[Haskell-cafe] long-range performance comparisons (GHC over the years)

Wed Jan 6 14:03:26 UTC 2016

Dear Cafe,

I recently noticed a performance problem
due to a fusion rule not firing
for a straightforward piece of code.

In fact it turned out this was already fixed in HEAD,
see https://ghc.haskell.org/trac/ghc/ticket/11344
https://ghc.haskell.org/trac/ghc/ticket/9848

What worries me is that such a regression
had been sitting there for over a year
(and did not make it to 7.10.3) and I got to thinking:

     What long-range performance metering do we have?

So I tried to made nofib runs for some ghc-{6,7} versions
http://www.imn.htwk-leipzig.de/~waldmann/etc/nofib/comparison-k.text

This is slightly broken (not all tests can be built
for all compilers, and I don't known how to fix this)
but there are some interesting numbers already.

It seems nofib programs are self-contained (not using
any libraries) so they are mainly using numbers, lists, tuples,
and user-defined data. This is the heart of (traditional) Haskell,
so this is supposed to work really well.

The table shows that there are a lot of benchmarks
where performance has been increasing. That's good.

But not for all! We should certainly ignore all runtimes
that are absolutely small. I think it is most interesting
to look allocation numbers. A few examples from this list:

* exp3_8  (allocation goes up 50 % from 6.* to 7.*)
  this is addition of Peano numbers.

* gcd (allocation goes up 20 % from 7.8 to 7.10)
  using Integers, tuples (for extended Euclid),
  lists (for control)

* tak (runtime goes up 20 % from 7.6 to 7.8)
  the plain Takeuchi function, just Int and recursion
  (it should not allocate at all?)

(and I confirmed these by manually running them for more inputs,
all measurements done on debian on x86_64  X5365,
ghc-6.* installed from binary packages, ghc-7.* built from source)

So, can this be explained?
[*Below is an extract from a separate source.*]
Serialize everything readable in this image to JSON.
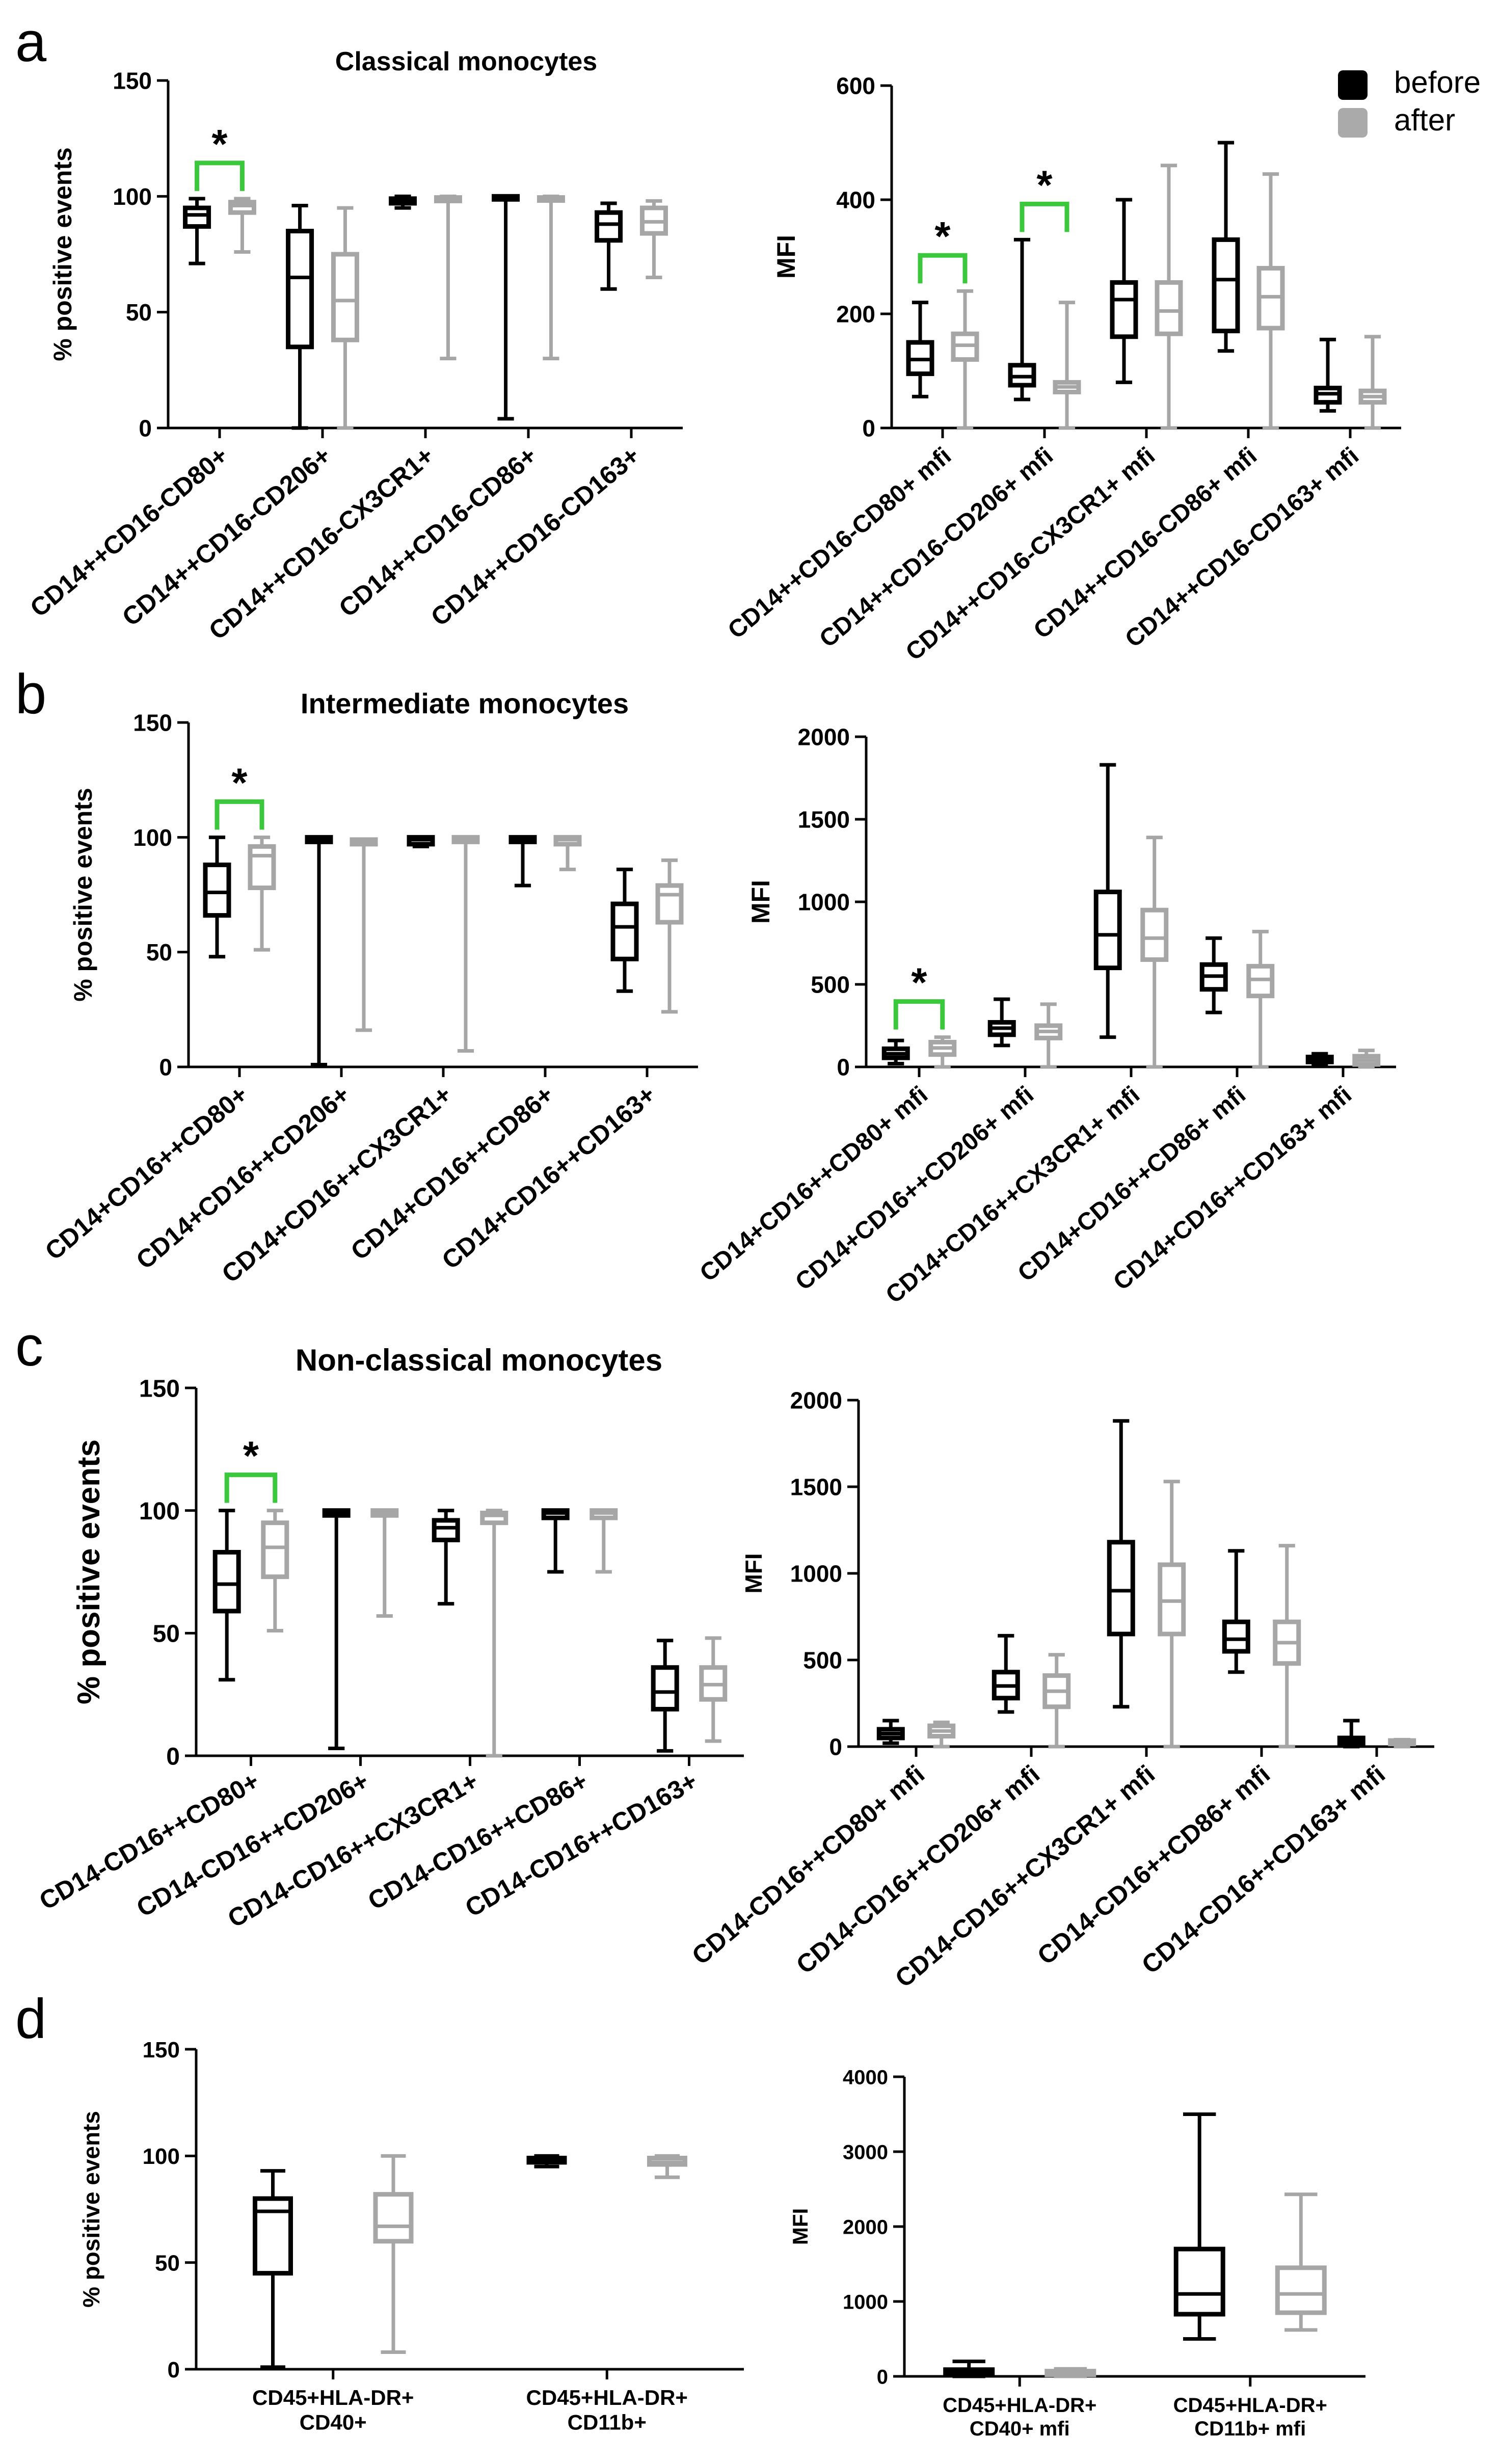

Improved?

I think we should resist the temptation to change
these benchmarks (using seq and ! and Int# and whatnot)
Assuming nofib contains typical code,
it is the task of the compiler to handle it well.

In case you're wondering about my motivation - this was
prompted by teaching, I wanted to show that ghc creates
efficient code (by fusion) - but it's not just for the show,
I generally try to believe in what I teach and I do rely
on this for my real code. (Well, by definition, "real" for me
might still be "academic" for others...)

- Johannes.